Beides stößt beim Rheinischen Schützenbund auf Wiederstand und  endete letztendlich in einem Rechtsstreit. Um  endlich eine endgültige, für beide Seiten tragbare Lösung herbeizuführen, traf man sich im Januar mit dem Rheinischen Schützenbund unter der Moderation des Deutschen Schützenbundes.  Trotz der erheblichen Differenzen könnte sich ein Weg aus dem Dilemma anbahnen, der für beide Seite, PSSB und RSB, aber auch für den Deutschen Schützenbund tragfähig ist.

Präsident, Günther Vetter schlug der Delegiertenversammlung vor, die Satzung gemeinsam mit dem Rechtsbeistand zu überprüfen, beanstandete Textteile nach der neuesten Rechtsprechung zu ändern und Eintragungshindernisse zu beseitigen. Wenn dies zur Zufriedenheit abgearbeitet und rechtlich geprüft wurde, kann in der nächsten Delegiertenversammlung eine  komplett überarbeitete Satzung vorgelegt werden. Hier ist nun das Präsidium des Pfälzischen Sportschützenbundes gefordert diese Lösung herbeizuführen.

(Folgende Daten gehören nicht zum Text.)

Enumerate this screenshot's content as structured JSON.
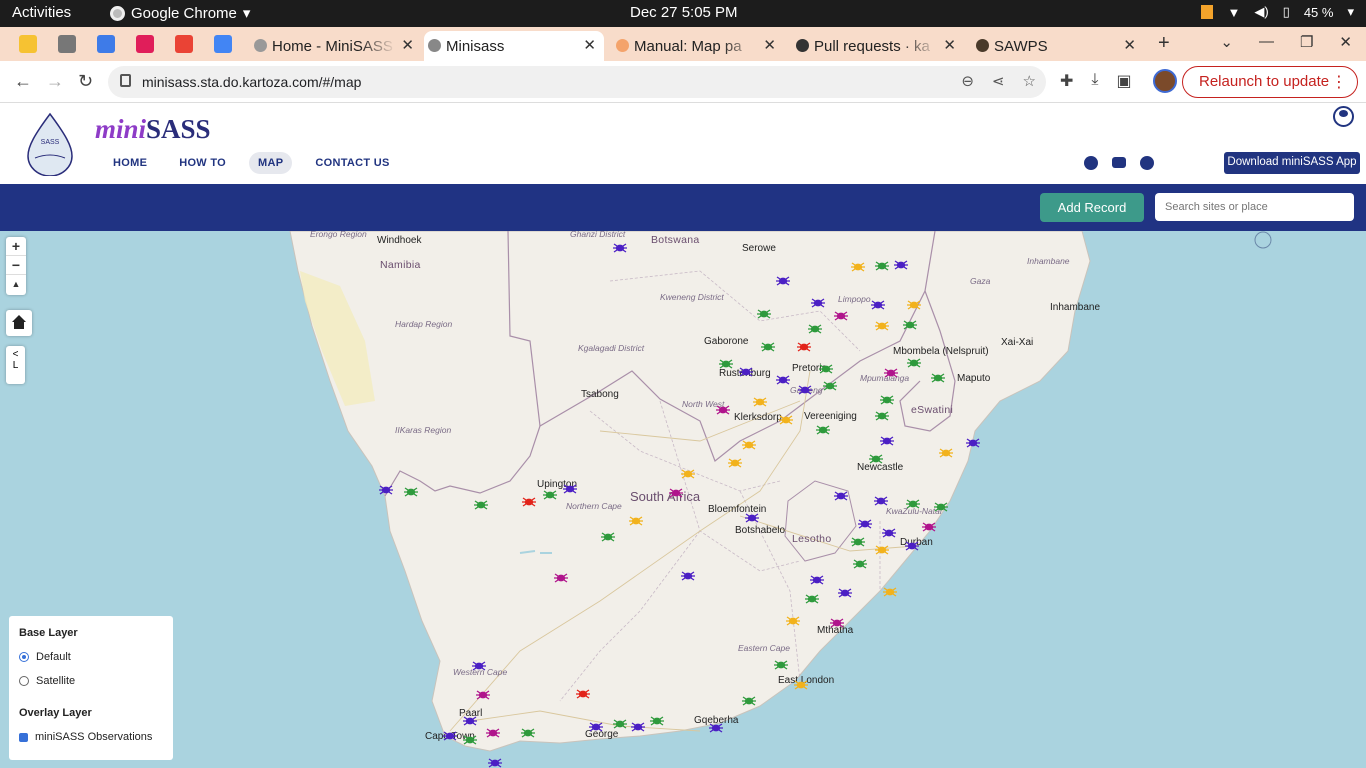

Nun muss alles getan werden, dass endlich wieder ruhige Zeiten eintreten und das Hauptaugenmerk wieder der Sport wird. Vielleicht lässt sich daraus auch eine Möglichkeit entwickeln, dass wieder ein freundschaftliches Verhältnis zu unserem benachbarten Landesverband, dem Rheinischen Schützenbund heranwächst.

Allen Mitgliedern und Sportlern beider Landesverbände ist das mehr als zu wünschen.